Jean François Boissonade de Fontarabie
Paris 1774 - Passy 1857
French classical scholar, was born at Paris on the 12th of August 1774. In 1792 he entered the public service during the administration of General Dumouriez. Driven from it in 1795, he was restored by Lucien Bonaparte, during whose time of office he served as secretary to the prefecture of the Upper Marne. He then definitely resigned public employment and devoted himself to the study of Greek. In 1809 he was appointed deputy professor of Greek at the faculty of letters at Paris, and titular professor in 1813 on the death of P. H. Larcher. In 1828 he succeeded J. B. Gail in the chair of Greek at the College de France. He also held the offices of librarian of the Bibliotheque du Roi, and of perpetual secretary of the Academie des Inscriptions.

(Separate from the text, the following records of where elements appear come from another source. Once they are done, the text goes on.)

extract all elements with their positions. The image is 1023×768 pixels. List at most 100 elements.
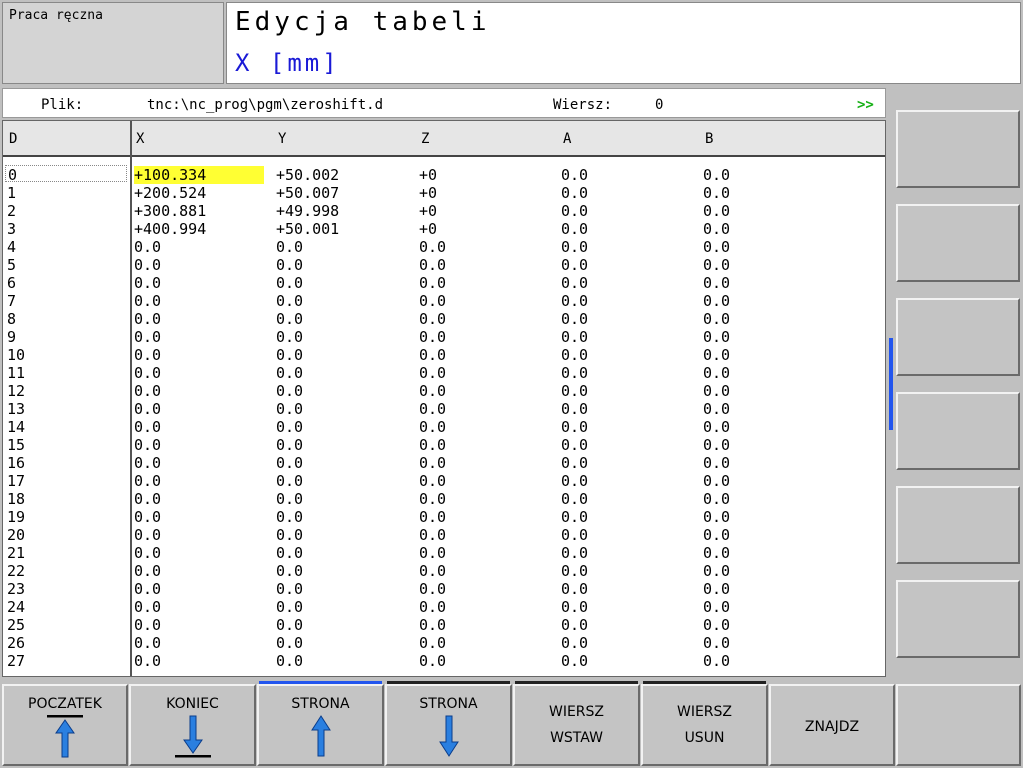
table-row[interactable]: 18 0.0 0.0 0.0 0.0 0.0 <box>3 489 885 508</box>
table-row[interactable]: 14 0.0 0.0 0.0 0.0 0.0 <box>3 417 885 436</box>
table-cell-y[interactable]: 0.0 <box>276 436 303 454</box>
table-cell-z[interactable]: 0.0 <box>419 382 446 400</box>
table-cell-a[interactable]: 0.0 <box>561 220 588 238</box>
table-cell-a[interactable]: 0.0 <box>561 418 588 436</box>
table-cell-x[interactable]: +400.994 <box>134 220 206 238</box>
table-cell-a[interactable]: 0.0 <box>561 346 588 364</box>
table-cell-y[interactable]: 0.0 <box>276 400 303 418</box>
table-row[interactable]: 3 +400.994 +50.001 +0 0.0 0.0 <box>3 219 885 238</box>
table-cell-y[interactable]: 0.0 <box>276 292 303 310</box>
table-cell-a[interactable]: 0.0 <box>561 616 588 634</box>
table-cell-y[interactable]: 0.0 <box>276 364 303 382</box>
table-cell-d[interactable]: 16 <box>7 454 25 472</box>
table-cell-x[interactable]: 0.0 <box>134 490 161 508</box>
table-cell-z[interactable]: 0.0 <box>419 652 446 670</box>
table-cell-d[interactable]: 3 <box>7 220 16 238</box>
table-row[interactable]: 13 0.0 0.0 0.0 0.0 0.0 <box>3 399 885 418</box>
table-cell-x[interactable]: 0.0 <box>134 436 161 454</box>
table-cell-z[interactable]: 0.0 <box>419 616 446 634</box>
table-row[interactable]: 20 0.0 0.0 0.0 0.0 0.0 <box>3 525 885 544</box>
table-cell-y[interactable]: 0.0 <box>276 526 303 544</box>
table-cell-d[interactable]: 7 <box>7 292 16 310</box>
table-cell-x[interactable]: 0.0 <box>134 256 161 274</box>
table-cell-y[interactable]: 0.0 <box>276 652 303 670</box>
table-cell-b[interactable]: 0.0 <box>703 364 730 382</box>
table-cell-d[interactable]: 17 <box>7 472 25 490</box>
table-cell-a[interactable]: 0.0 <box>561 274 588 292</box>
table-cell-z[interactable]: 0.0 <box>419 328 446 346</box>
table-cell-d[interactable]: 19 <box>7 508 25 526</box>
table-cell-x[interactable]: 0.0 <box>134 472 161 490</box>
table-row[interactable]: 2 +300.881 +49.998 +0 0.0 0.0 <box>3 201 885 220</box>
table-cell-a[interactable]: 0.0 <box>561 454 588 472</box>
table-cell-x[interactable]: 0.0 <box>134 382 161 400</box>
softkey-page-up[interactable]: STRONA <box>257 681 384 766</box>
table-cell-z[interactable]: 0.0 <box>419 544 446 562</box>
table-cell-y[interactable]: 0.0 <box>276 544 303 562</box>
table-cell-y[interactable]: 0.0 <box>276 454 303 472</box>
table-cell-y[interactable]: 0.0 <box>276 634 303 652</box>
vertical-softkey-3[interactable] <box>896 298 1020 376</box>
table-cell-y[interactable]: +50.007 <box>276 184 339 202</box>
table-cell-d[interactable]: 0 <box>5 165 127 184</box>
softkey-delete-row[interactable]: WIERSZ USUN <box>641 681 768 766</box>
table-cell-b[interactable]: 0.0 <box>703 184 730 202</box>
table-cell-y[interactable]: 0.0 <box>276 256 303 274</box>
table-cell-d[interactable]: 4 <box>7 238 16 256</box>
table-row[interactable]: 1 +200.524 +50.007 +0 0.0 0.0 <box>3 183 885 202</box>
table-cell-a[interactable]: 0.0 <box>561 328 588 346</box>
table-cell-d[interactable]: 20 <box>7 526 25 544</box>
table-cell-d[interactable]: 5 <box>7 256 16 274</box>
table-cell-b[interactable]: 0.0 <box>703 382 730 400</box>
table-cell-b[interactable]: 0.0 <box>703 256 730 274</box>
table-cell-d[interactable]: 23 <box>7 580 25 598</box>
table-cell-d[interactable]: 18 <box>7 490 25 508</box>
table-cell-z[interactable]: 0.0 <box>419 346 446 364</box>
table-cell-z[interactable]: +0 <box>419 184 437 202</box>
table-cell-x[interactable]: 0.0 <box>134 562 161 580</box>
table-row[interactable]: 0 +100.334 +50.002 +0 0.0 0.0 <box>3 165 885 184</box>
table-cell-d[interactable]: 15 <box>7 436 25 454</box>
table-row[interactable]: 7 0.0 0.0 0.0 0.0 0.0 <box>3 291 885 310</box>
table-row[interactable]: 16 0.0 0.0 0.0 0.0 0.0 <box>3 453 885 472</box>
table-cell-x[interactable]: 0.0 <box>134 508 161 526</box>
table-cell-x[interactable]: 0.0 <box>134 454 161 472</box>
table-cell-b[interactable]: 0.0 <box>703 526 730 544</box>
softkey-empty[interactable] <box>896 684 1021 766</box>
table-row[interactable]: 22 0.0 0.0 0.0 0.0 0.0 <box>3 561 885 580</box>
table-cell-a[interactable]: 0.0 <box>561 436 588 454</box>
table-row[interactable]: 15 0.0 0.0 0.0 0.0 0.0 <box>3 435 885 454</box>
table-cell-z[interactable]: 0.0 <box>419 562 446 580</box>
table-cell-b[interactable]: 0.0 <box>703 508 730 526</box>
table-cell-z[interactable]: 0.0 <box>419 310 446 328</box>
table-cell-y[interactable]: 0.0 <box>276 598 303 616</box>
more-columns-indicator[interactable]: >> <box>857 97 874 113</box>
table-cell-d[interactable]: 8 <box>7 310 16 328</box>
table-cell-x[interactable]: +300.881 <box>134 202 206 220</box>
table-cell-x[interactable]: 0.0 <box>134 652 161 670</box>
table-cell-z[interactable]: 0.0 <box>419 256 446 274</box>
table-cell-b[interactable]: 0.0 <box>703 220 730 238</box>
table-cell-a[interactable]: 0.0 <box>561 652 588 670</box>
table-cell-a[interactable]: 0.0 <box>561 310 588 328</box>
table-cell-d[interactable]: 6 <box>7 274 16 292</box>
table-row[interactable]: 4 0.0 0.0 0.0 0.0 0.0 <box>3 237 885 256</box>
table-cell-b[interactable]: 0.0 <box>703 292 730 310</box>
vertical-softkey-2[interactable] <box>896 204 1020 282</box>
table-cell-z[interactable]: 0.0 <box>419 472 446 490</box>
table-cell-b[interactable]: 0.0 <box>703 598 730 616</box>
table-cell-y[interactable]: 0.0 <box>276 328 303 346</box>
table-cell-y[interactable]: +50.001 <box>276 220 339 238</box>
table-cell-x[interactable]: 0.0 <box>134 274 161 292</box>
table-cell-d[interactable]: 11 <box>7 364 25 382</box>
table-cell-x[interactable]: 0.0 <box>134 238 161 256</box>
table-cell-a[interactable]: 0.0 <box>561 400 588 418</box>
table-row[interactable]: 17 0.0 0.0 0.0 0.0 0.0 <box>3 471 885 490</box>
table-cell-x[interactable]: 0.0 <box>134 544 161 562</box>
table-cell-b[interactable]: 0.0 <box>703 652 730 670</box>
table-row[interactable]: 6 0.0 0.0 0.0 0.0 0.0 <box>3 273 885 292</box>
table-cell-a[interactable]: 0.0 <box>561 256 588 274</box>
table-cell-a[interactable]: 0.0 <box>561 544 588 562</box>
table-cell-d[interactable]: 13 <box>7 400 25 418</box>
table-cell-y[interactable]: 0.0 <box>276 274 303 292</box>
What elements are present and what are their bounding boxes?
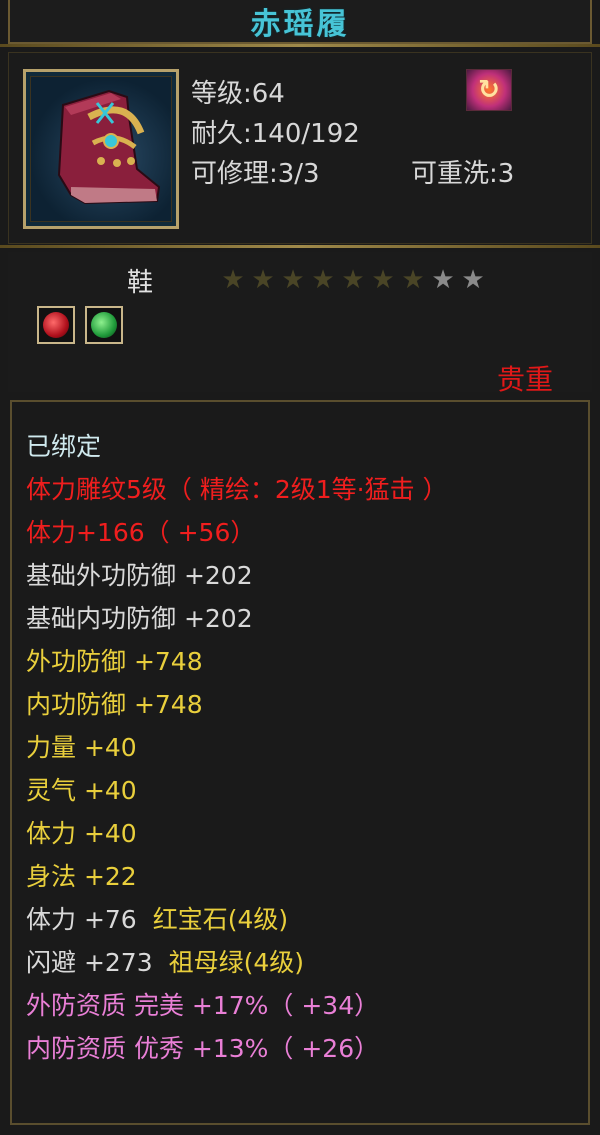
star-icon: ★ — [461, 265, 485, 295]
ruby-gem-icon — [37, 306, 75, 344]
item-header: 等级:64 耐久:140/192 可修理:3/3 可重洗:3 ↻ — [8, 52, 592, 244]
item-type: 鞋 — [127, 268, 154, 298]
title-bar: 赤瑶履 — [8, 0, 592, 44]
item-name: 赤瑶履 — [250, 7, 350, 42]
star-icon: ★ — [311, 265, 335, 295]
ext-quality-line: 外防资质 完美 +17%（ +34） — [26, 991, 380, 1020]
gem1-name: 红宝石(4级) — [152, 905, 289, 934]
base-int-def-line: 基础内功防御 +202 — [26, 604, 253, 633]
stamina-line: 体力 +40 — [26, 819, 137, 848]
item-icon-frame — [23, 69, 179, 229]
rarity-label: 贵重 — [497, 363, 554, 396]
divider — [0, 245, 600, 248]
item-level: 等级:64 — [191, 79, 285, 109]
gem2-stat: 闪避 +273 — [26, 948, 153, 977]
item-durability: 耐久:140/192 — [191, 119, 360, 149]
ext-def-line: 外功防御 +748 — [26, 647, 203, 676]
base-ext-def-line: 基础外功防御 +202 — [26, 561, 253, 590]
star-rating: ★ ★ ★ ★ ★ ★ ★ ★ ★ — [218, 266, 488, 294]
gem1-line: 体力 +76 红宝石(4级) — [26, 905, 288, 935]
spirit-line: 灵气 +40 — [26, 776, 137, 805]
star-icon: ★ — [371, 265, 395, 295]
star-icon: ★ — [431, 265, 455, 295]
star-icon: ★ — [251, 265, 275, 295]
fire-element-icon: ↻ — [466, 69, 512, 111]
strength-line: 力量 +40 — [26, 733, 137, 762]
star-icon: ★ — [221, 265, 245, 295]
star-icon: ★ — [401, 265, 425, 295]
engrave-line: 体力雕纹5级（ 精绘：2级1等·猛击 ） — [26, 475, 448, 504]
item-rewash-count: 可重洗:3 — [411, 159, 515, 189]
int-def-line: 内功防御 +748 — [26, 690, 203, 719]
boot-icon — [30, 76, 172, 222]
bound-status: 已绑定 — [26, 432, 102, 461]
divider — [0, 44, 600, 47]
item-tooltip: 赤瑶履 等级:64 耐久:140/192 可修理:3/3 可重洗:3 ↻ 鞋 ★… — [0, 0, 600, 1135]
gem1-stat: 体力 +76 — [26, 905, 137, 934]
stamina-main-line: 体力+166（ +56） — [26, 518, 256, 547]
star-icon: ★ — [341, 265, 365, 295]
star-icon: ★ — [281, 265, 305, 295]
gem2-line: 闪避 +273 祖母绿(4级) — [26, 948, 304, 978]
emerald-gem-icon — [85, 306, 123, 344]
item-repair-count: 可修理:3/3 — [191, 159, 320, 189]
agility-line: 身法 +22 — [26, 862, 137, 891]
gem2-name: 祖母绿(4级) — [168, 948, 305, 977]
int-quality-line: 内防资质 优秀 +13%（ +26） — [26, 1034, 380, 1063]
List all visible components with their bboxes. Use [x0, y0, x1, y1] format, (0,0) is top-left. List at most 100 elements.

He died on the 8th of September 1857. Boissonade chiefly devoted his attention to later Greek literature: Philostratus, Heroica (1806) and Epistolae (1842); Marinus, Vita Procli (1814); Tiberius Rhetor, De Figuris (1815); Nicetas Eugenianus, Drosilla et Charicles (1819); Herodian, Partitiones (1819); Aristaenetus, Epistolae (1822); Eunapius, Vitae Sophisiarum (1822); Babrius, Fables (1844); Tzetzes, Allegoriae Iliados (1851); and a Collection of Greek Poets in 24 vols. The Anecdota Graeca (1829-1833) and Anecdota Nova (1844) are important for Byzantine history and the Greek grammarians.
1911 Encyclopedia Britannica
Main works: Poetarum græcorum sylloge (Parisiis 1823-1826); Anecdota græca (Parisiis 1829-1833); Anecdota nova (Parisiis 1844).
Bibliography: É. Egger, Mémoires de littérature ancienne, Paris, A. Durand 1862, pp. 1-15; P. Leguay, Boissonade (Jean François de Fontarabie), in Dictionnaire de biographie française, Paris, Librairie Letouzey et Ané 1954, tome VIe, col. 856-857.